Neben der Arbeit in Nischensegmenten liegt die Zukunft für viele junge oder auch nicht mehr ganz so junge Menschen darin, im Home Office zu arbeiten. Denn dank Smartphones, Apps und der ständigen Vernetztheit können zum Beispiel Journalisten, Assistenten, Webdesigner oder Programmierer einen großen Teil ihrer Arbeit von zuhause aus erledigen. Dies spart Arbeitsweg, gibt mehr Zeit mit der Familie und ermöglicht außerdem das sogenannte Digitale Nomadentum: Wer gern reist, kann dies in einem „remote job“ mit der Arbeit verknüpfen! Denn Digitale Nomaden können prinzipiell von jedem Ort der Welt aus arbeiten.

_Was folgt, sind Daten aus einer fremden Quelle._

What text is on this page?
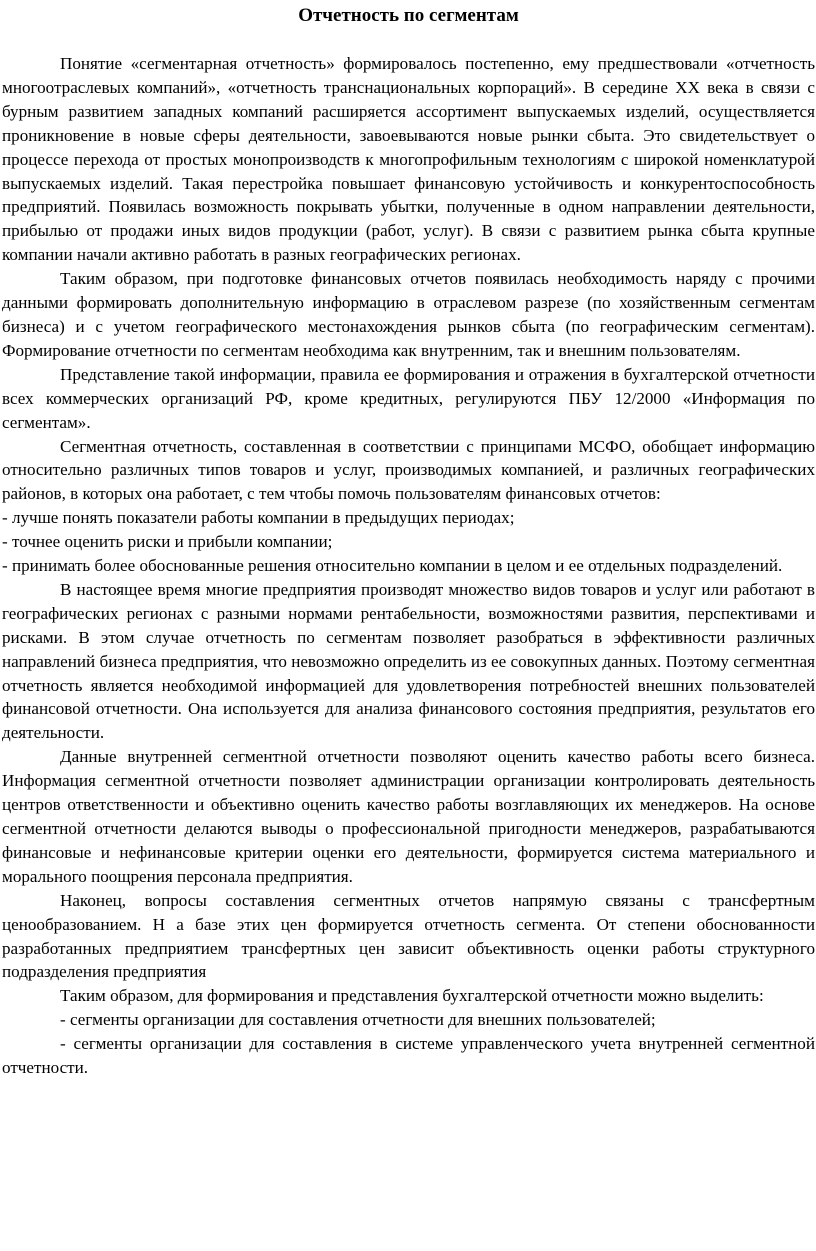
Отчетность по сегментам

Понятие «сегментарная отчетность» формировалось постепенно, ему предшествовали «отчетность многоотраслевых компаний», «отчетность транснациональных корпораций». В середине XX века в связи с бурным развитием западных компаний расширяется ассортимент выпускаемых изделий, осуществляется проникновение в новые сферы деятельности, завоевываются новые рынки сбыта. Это свидетельствует о процессе перехода от простых монопроизводств к многопрофильным технологиям с широкой номенклатурой выпускаемых изделий. Такая перестройка повышает финансовую устойчивость и конкурентоспособность предприятий. Появилась возможность покрывать убытки, полученные в одном направлении деятельности, прибылью от продажи иных видов продукции (работ, услуг). В связи с развитием рынка сбыта крупные компании начали активно работать в разных географических регионах.

Таким образом, при подготовке финансовых отчетов появилась необходимость наряду с прочими данными формировать дополнительную информацию в отраслевом разрезе (по хозяйственным сегментам бизнеса) и с учетом географического местонахождения рынков сбыта (по географическим сегментам). Формирование отчетности по сегментам необходима как внутренним, так и внешним пользователям.

Представление такой информации, правила ее формирования и отражения в бухгалтерской отчетности всех коммерческих организаций РФ, кроме кредитных, регулируются ПБУ 12/2000 «Информация по сегментам».

Сегментная отчетность, составленная в соответствии с принципами МСФО, обобщает информацию относительно различных типов товаров и услуг, производимых компанией, и различных географических районов, в которых она работает, с тем чтобы помочь пользователям финансовых отчетов:

- лучше понять показатели работы компании в предыдущих периодах;

- точнее оценить риски и прибыли компании;

- принимать более обоснованные решения относительно компании в целом и ее отдельных подразделений.

В настоящее время многие предприятия производят множество видов товаров и услуг или работают в географических регионах с разными нормами рентабельности, возможностями развития, перспективами и рисками. В этом случае отчетность по сегментам позволяет разобраться в эффективности различных направлений бизнеса предприятия, что невозможно определить из ее совокупных данных. Поэтому сегментная отчетность является необходимой информацией для удовлетворения потребностей внешних пользователей финансовой отчетности. Она используется для анализа финансового состояния предприятия, результатов его деятельности.

Данные внутренней сегментной отчетности позволяют оценить качество работы всего бизнеса. Информация сегментной отчетности позволяет администрации организации контролировать деятельность центров ответственности и объективно оценить качество работы возглавляющих их менеджеров. На основе сегментной отчетности делаются выводы о профессиональной пригодности менеджеров, разрабатываются финансовые и нефинансовые критерии оценки его деятельности, формируется система материального и морального поощрения персонала предприятия.

Наконец, вопросы составления сегментных отчетов напрямую связаны с трансфертным ценообразованием. Н а базе этих цен формируется отчетность сегмента. От степени обоснованности разработанных предприятием трансфертных цен зависит объективность оценки работы структурного подразделения предприятия

Таким образом, для формирования и представления бухгалтерской отчетности можно выделить:

- сегменты организации для составления отчетности для внешних пользователей;

- сегменты организации для составления в системе управленческого учета внутренней сегментной отчетности.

Wer diese Arbeitsweise ansprechend findet, sollte zunächst überlegen, ob die eigene Ausbildung oder bestimmte Fähigkeiten und Interessen sich dazu eignen, von verschiedenen Orten aus zu arbeiten. Die folgenden Berufe sind bei Digitalen Nomaden besonders beliebt:

  • Virtuelle Assistenz (VA)
  • Werbetexten
  • Freier Autor
  • Webdesigner oder Designer
  • Berater
  • Sprachlehrer
  • Yogalehrer oder Psychologe
  • Programmierer

Fazit: Auch ohne Ortsbindung, aber mit Internetverbindung zukünftig gut unterwegs

Unabhängig davon, für welche Richtung Selbständige sich entscheiden, eines steht fest: Für die Gründung eines Unternehmens muss man sich heutzutage weder an ein Büro noch an einen Ort binden! Immer mehr Digitale Nomaden sind in der ganzen Welt unterwegs. Dafür sind zunächst einmal nur ein Laptop sowie eine gute Internetverbindung nötig. Sprachkenntnisse sind dafür ein Muss, und wer sich noch dazu gut mit dem Computer auskennt, hat einen guten Start. Ob unterwegs als Digitaler Nomade oder von zuhause aus mit einem Online-Shop für Nischenprodukte, wichtig ist, dem Arbeitsmarkt clever gegenüberzutreten, die eigenen Fähigkeiten auszuschöpfen und sich das Internet zur Hilfe zu nehmen. Viel Glück!